Через несколько минут они вышли за село. Казалось, стало еще темнее. Марко понял, что скоро рассвет.
VII
В тихий декабрьский вечер Данило Петрович гнал вороного коня по первой пороше. Легко скользили санки. Седок задумчиво смотрел во мглу зимней ночи. Конь бодро бежал, вскидывая передние ноги, норовисто выгнув гривастую шею. По обочинам тракта темнел на фоне снежного поля сосняк. Из глубины леса несся тревожный приглушенный гул. Кашпур вслушивался в шорох ветвей, а мысли его текли сами собою. Он вспомнил растерянное лицо помещика Вечоркевича, когда тот увидел, что Григорьевские леса все-таки достались дубовскому помещику. Это произошло час назад. Кашпур прибеднялся: «Где уж нам! Такие деньги! Уступили бы!» Он торговался. Упорно, неистово, за каждые десять рублей, в то время как разговор шел о тысячах. Вечоркевич гордо поглядывал на него. Он не скупился на тысячи. Хорошо, если такова цена, он возьмет. Единственное, чего он просит, это рассрочки в выплате денег. Все шло хорошо. Вечоркевич собирался подписывать купчую. И вдруг в последнюю минуту Кашпур покрутил ус и, хитро щуря глаза, сказал: «Даю деньги все сразу, без рассрочки». Григорьевский конторщик любезно улыбнулся: это был неожиданный, но крайне желанный для него оборот дела. А Кашпур, не дав Вечоркевичу вымолвить слова, подписал соглашение, как бы между прочим, скороговоркою бросив:
— Деньги все сразу, завтра в девять часов… Будьте здоровы.
Застегивая бекешу, Данило Петрович вышел из комнаты, оставив соседа униженным и взбешенным. Кашпур был доволен. Удовлетворение, испытанное им при виде унижения гордого помещика, долго не покидало его.

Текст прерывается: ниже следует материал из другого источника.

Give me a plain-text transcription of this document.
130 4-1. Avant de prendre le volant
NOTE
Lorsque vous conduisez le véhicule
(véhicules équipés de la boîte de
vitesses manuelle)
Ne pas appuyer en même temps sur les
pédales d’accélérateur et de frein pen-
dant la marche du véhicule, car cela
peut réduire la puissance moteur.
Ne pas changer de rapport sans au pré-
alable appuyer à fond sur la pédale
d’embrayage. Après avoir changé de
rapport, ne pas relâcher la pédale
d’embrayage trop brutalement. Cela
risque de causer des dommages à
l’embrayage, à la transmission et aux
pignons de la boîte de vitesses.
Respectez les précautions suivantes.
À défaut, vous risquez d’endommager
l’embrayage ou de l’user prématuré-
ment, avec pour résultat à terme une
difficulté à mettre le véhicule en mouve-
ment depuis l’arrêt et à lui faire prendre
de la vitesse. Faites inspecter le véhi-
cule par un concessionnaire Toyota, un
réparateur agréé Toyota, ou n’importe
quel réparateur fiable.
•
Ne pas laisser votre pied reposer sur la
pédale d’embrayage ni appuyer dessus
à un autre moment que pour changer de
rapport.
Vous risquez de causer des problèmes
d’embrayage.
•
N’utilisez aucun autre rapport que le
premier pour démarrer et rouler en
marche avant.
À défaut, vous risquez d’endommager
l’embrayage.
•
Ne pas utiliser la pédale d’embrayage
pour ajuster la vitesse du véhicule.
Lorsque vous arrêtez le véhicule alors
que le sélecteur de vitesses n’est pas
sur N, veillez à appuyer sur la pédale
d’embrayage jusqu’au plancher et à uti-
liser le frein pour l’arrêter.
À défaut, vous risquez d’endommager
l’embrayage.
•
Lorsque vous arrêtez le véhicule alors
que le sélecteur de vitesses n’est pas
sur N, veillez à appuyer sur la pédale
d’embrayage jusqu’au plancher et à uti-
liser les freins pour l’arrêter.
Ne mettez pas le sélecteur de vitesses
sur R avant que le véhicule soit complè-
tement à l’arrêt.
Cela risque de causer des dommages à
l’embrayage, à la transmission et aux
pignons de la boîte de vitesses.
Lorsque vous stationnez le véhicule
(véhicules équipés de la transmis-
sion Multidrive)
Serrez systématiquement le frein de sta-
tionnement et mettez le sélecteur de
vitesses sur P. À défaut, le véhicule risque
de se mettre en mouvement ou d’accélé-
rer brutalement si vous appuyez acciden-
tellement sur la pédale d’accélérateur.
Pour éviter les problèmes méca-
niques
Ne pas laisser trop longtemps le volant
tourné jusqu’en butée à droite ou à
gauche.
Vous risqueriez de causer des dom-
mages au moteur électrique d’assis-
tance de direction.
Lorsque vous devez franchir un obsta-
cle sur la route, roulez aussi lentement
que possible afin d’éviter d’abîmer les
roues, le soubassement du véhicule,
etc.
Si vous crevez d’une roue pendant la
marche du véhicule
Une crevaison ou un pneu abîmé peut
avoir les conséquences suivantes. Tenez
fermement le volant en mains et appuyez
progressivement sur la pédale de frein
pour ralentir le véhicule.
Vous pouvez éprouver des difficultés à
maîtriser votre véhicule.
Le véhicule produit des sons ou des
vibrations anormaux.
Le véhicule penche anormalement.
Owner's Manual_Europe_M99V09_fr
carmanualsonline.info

Так в мыслях о Вечоркевиче, об удачной покупке шло время. Вороной вымчал сани за лес, на широкую дубовскую дорогу. Данило Петрович хлестнул коня вожжами. Сани подпрыгнули на бугорке и донеслись быстрей. Через несколько минут вороной стоял у ворот усадьбы и нетерпеливо бил ногою землю, пока сторож Киндрат отодвигал засов. Кашпур выскочил из саней, бросил вожжи Киндрату и поспешил в дом… Еще на лестнице, поднимаясь на террасу, он заметил свет в нескольких окнах второго этажа.
«Неужели Микола приехал? — мелькнуло в голове. — Не вовремя же его принесло».
Кашпур рванул дверь и вошел в большой полутемный коридор. Не вытирая грязных сапог, не скинув бекеши, он пошел дальше, бросив зоркий взгляд сквозь открытые двери в столовую. На столе исходил паром пузатый блестящий самовар, в носу защекотало от приятного запаха кушаний.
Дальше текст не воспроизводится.